Since 1975, UXO incidents have killed more than 40,000 people and injured 60,000 others, most of whom were breadwinners of their families or children.
According to the Sapper High Command, the US army used more than 15.3 million tonnes of explosives during the war in Vietnam, about 5 percent of them remain unexploded.
Since the war was over in 1975, the Party and State have considered the settlement of post-war UXO consequences as an urgent, regular and long-term task. They have also paid attention to assistance to UXO victims to help them integrate into the community.
Deputy Director of the MoLISA Department of Social Assistance To Duc said UXO victims are defined as persons with disabilities caused by bomb and mine accidents.

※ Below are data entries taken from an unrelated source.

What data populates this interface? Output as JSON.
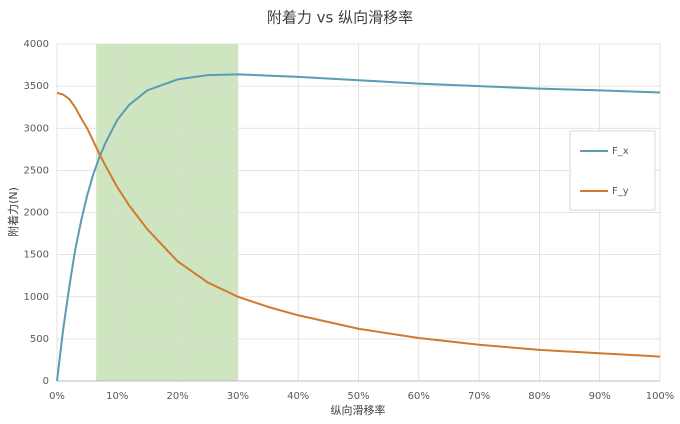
{
  "chart_data": {
    "type": "line",
    "title": "附着力 vs 纵向滑移率",
    "x_label": "纵向滑移率",
    "y_label": "附着力(N)",
    "x": [
      0,
      1,
      2,
      3,
      4,
      5,
      6,
      7,
      8,
      10,
      12,
      15,
      20,
      25,
      30,
      35,
      40,
      50,
      60,
      70,
      80,
      90,
      100
    ],
    "series": [
      {
        "name": "F_x",
        "color": "#5a9bb8",
        "values": [
          0,
          600,
          1100,
          1550,
          1900,
          2200,
          2450,
          2650,
          2820,
          3100,
          3280,
          3450,
          3580,
          3630,
          3640,
          3625,
          3610,
          3570,
          3530,
          3500,
          3470,
          3450,
          3425
        ]
      },
      {
        "name": "F_y",
        "color": "#d07a30",
        "values": [
          3420,
          3400,
          3350,
          3250,
          3120,
          3000,
          2850,
          2700,
          2560,
          2300,
          2080,
          1800,
          1420,
          1170,
          1000,
          880,
          780,
          620,
          510,
          430,
          370,
          330,
          290
        ]
      }
    ],
    "shaded_range": [
      6.5,
      30
    ],
    "shaded_color": "#c5e0b4",
    "xlim": [
      0,
      100
    ],
    "xticks": [
      {
        "value": 0,
        "label": "0%"
      },
      {
        "value": 10,
        "label": "10%"
      },
      {
        "value": 20,
        "label": "20%"
      },
      {
        "value": 30,
        "label": "30%"
      },
      {
        "value": 40,
        "label": "40%"
      },
      {
        "value": 50,
        "label": "50%"
      },
      {
        "value": 60,
        "label": "60%"
      },
      {
        "value": 70,
        "label": "70%"
      },
      {
        "value": 80,
        "label": "80%"
      },
      {
        "value": 90,
        "label": "90%"
      },
      {
        "value": 100,
        "label": "100%"
      }
    ],
    "ylim": [
      0,
      4000
    ],
    "yticks": [
      0,
      500,
      1000,
      1500,
      2000,
      2500,
      3000,
      3500,
      4000
    ],
    "grid": true,
    "legend": "right"
  }
}
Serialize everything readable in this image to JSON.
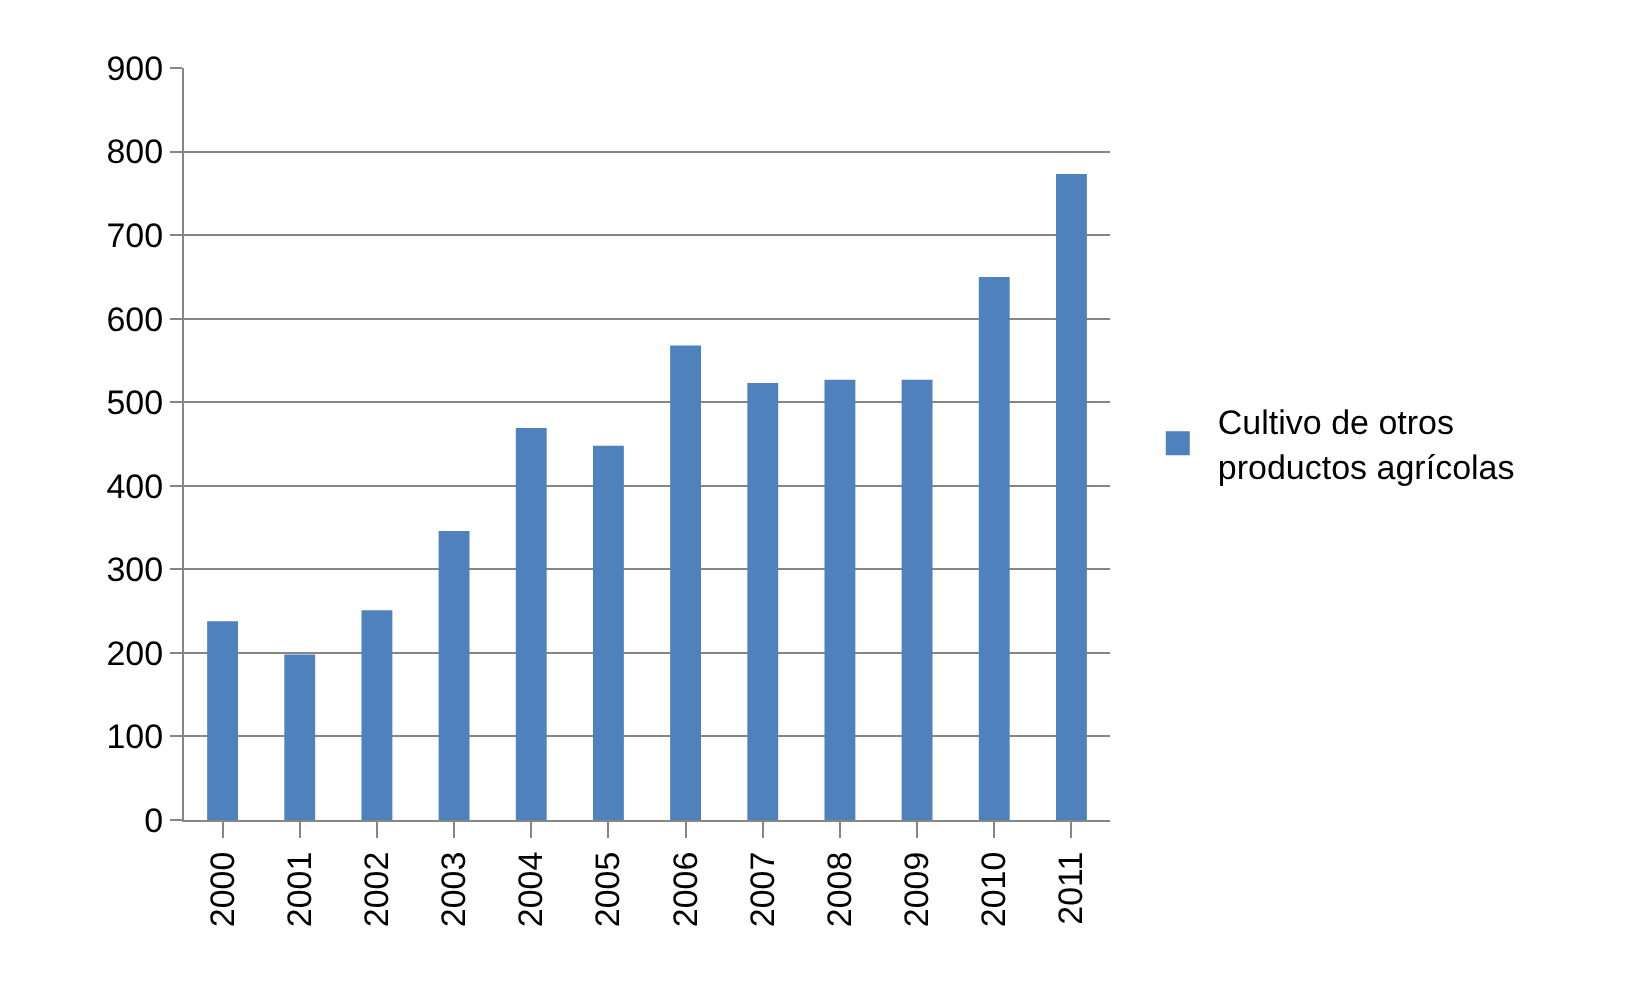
{
  "chart_data": {
    "type": "bar",
    "categories": [
      "2000",
      "2001",
      "2002",
      "2003",
      "2004",
      "2005",
      "2006",
      "2007",
      "2008",
      "2009",
      "2010",
      "2011"
    ],
    "series": [
      {
        "name": "Cultivo de otros productos agrícolas",
        "color": "#4f81bd",
        "values": [
          238,
          198,
          251,
          346,
          469,
          448,
          568,
          523,
          527,
          527,
          650,
          773
        ]
      }
    ],
    "ylim": [
      0,
      900
    ],
    "yticks": [
      0,
      100,
      200,
      300,
      400,
      500,
      600,
      700,
      800,
      900
    ],
    "grid": "y",
    "legend": "right"
  }
}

Therefore, support for UXO victims is combined with policies for people with disabilities, including the Law on Persons with Disabilities, the Government’s Decree 136/2013/ND-CP on support for people subject to social assistance, and the project on disabled people assistance.
MoLISA has instructed localities to provide training and jobs for UXO victims, offer treatment, and help the targeted group to integrate into the community. It has also worked with the Ministry of Education and Training to promote special education for the victims, he noted.
Pointing out shortcomings in support provision, Duc said policies for the disabled should continue to be carried out in an effective manner while it is necessary to expand support services and social work centres, including setting up hotlines through which UXO victims can ask for help when they need. Hospital and function rehabilitation centres, along with vocation training and job creation, also need to be developed.
A ceremony marking the International Day for Mine Awareness and Assistance in Mine Action is scheduled to take place in central Quang Nam province on April 4. An exchange programme will also be held in Hanoi later the same day by the association for supporting Vietnamese UXO victims.